# Latest Bacon ready to slice up.



## link (Feb 15, 2018)

So I started my latest bacon on 2-4-18 following the same procedure I always use (Bears Extra Smokey) as this turns out great bacon. I got everything weighed out and separated (pic 1) and then applied this to each slab and bagged them for 7 days. The only thing I changed to the recipe is I add 1 extra table spoon of Brown Sugar to each piece and I used Dark instead of light Brown Sugar (hoping for more flavor).

7 days later I started smoking the pieces (apple pellets). I do 4 hours and then bag let it sit overnight repeat this until I get 12 hours of smoke (Pic 2) is after the 12 hours of smoke. 

The next night I sliced up a few pieces to try it (pic 3) and then made dinner (pic 4).

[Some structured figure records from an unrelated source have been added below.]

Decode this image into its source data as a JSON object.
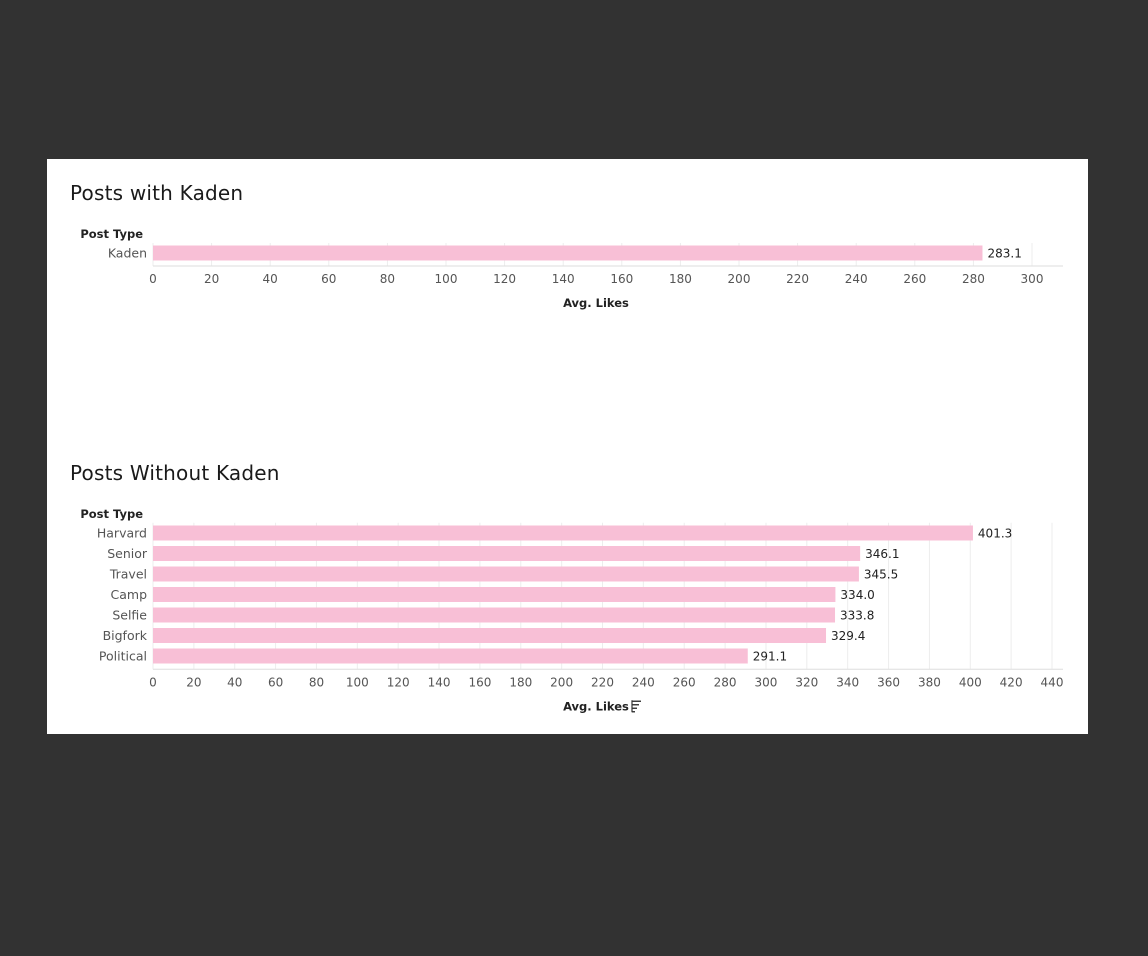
{
  "colors": {
    "bar": "#f8bfd6",
    "grid": "#ededed",
    "background": "#323232",
    "card": "#ffffff"
  },
  "chart_data": [
    {
      "type": "bar",
      "orientation": "horizontal",
      "title": "Posts with Kaden",
      "category_header": "Post Type",
      "categories": [
        "Kaden"
      ],
      "values": [
        283.1
      ],
      "value_labels": [
        "283.1"
      ],
      "xlabel": "Avg. Likes",
      "xlim": [
        0,
        300
      ],
      "xticks": [
        0,
        20,
        40,
        60,
        80,
        100,
        120,
        140,
        160,
        180,
        200,
        220,
        240,
        260,
        280,
        300
      ],
      "grid": true,
      "sort_icon": false
    },
    {
      "type": "bar",
      "orientation": "horizontal",
      "title": "Posts Without Kaden",
      "category_header": "Post Type",
      "categories": [
        "Harvard",
        "Senior",
        "Travel",
        "Camp",
        "Selfie",
        "Bigfork",
        "Political"
      ],
      "values": [
        401.3,
        346.1,
        345.5,
        334.0,
        333.8,
        329.4,
        291.1
      ],
      "value_labels": [
        "401.3",
        "346.1",
        "345.5",
        "334.0",
        "333.8",
        "329.4",
        "291.1"
      ],
      "xlabel": "Avg. Likes",
      "xlim": [
        0,
        440
      ],
      "xticks": [
        0,
        20,
        40,
        60,
        80,
        100,
        120,
        140,
        160,
        180,
        200,
        220,
        240,
        260,
        280,
        300,
        320,
        340,
        360,
        380,
        400,
        420,
        440
      ],
      "grid": true,
      "sort_icon": true
    }
  ]
}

This batch came out really good. The flavor is nice with the dark brown sugar and apple smoke. I will break out the slicer this weekend and slice this all up (20 lbs) and put up a picure of it all sliced and bagged.

Thanks for looking.
Link


----------



## Co4ch D4ve (Feb 15, 2018)

Your bacon looks great... like!


----------



## Braz (Feb 15, 2018)

That is some good looking lean belly.


----------



## SmokinAl (Feb 16, 2018)

Looks excellent!
Al


----------



## gmc2003 (Feb 16, 2018)

Bacon looks good.

Point for sure.

Chris


----------



## Bearcarver (Feb 16, 2018)

Looks Great, Link!!!:)
Nice Breakfast too, but those eggs need a mess of CBP !!:D
Be Back to see the slices.
I Like.

Bear


----------



## link (Feb 16, 2018)

Thanks guys, Appreciate the kind words.

Bear, you are correct the seasoning had not been applied yet. Plus the yolks were a little over cooked (this time) but my wife made them so they were perfect, just the way I like them.


----------



## Bearcarver (Feb 16, 2018)

link said:


> Thanks guys, Appreciate the kind words.
> 
> Bear, you are correct the seasoning had not been applied yet. Plus the yolks were a little over cooked (this time) but *my wife made them so they were perfect, just the way I like them.*



Exactly---Can't disagree with that calculation!! :)

Bear


----------



## myownidaho (Feb 16, 2018)

Great looking bacon!


----------



## link (Feb 17, 2018)

All sliced and packaged. Packaged in half pound packs. A lot aof work but well worht it.


----------



## Bearcarver (Feb 18, 2018)

That Bacon Looks Outstanding, Link!!!:)

Beautiful Job!!:)

Bear


----------



## GaryHibbert (Feb 18, 2018)

Great job Link.  Beautifully lean bacon.
POINT
Gary


----------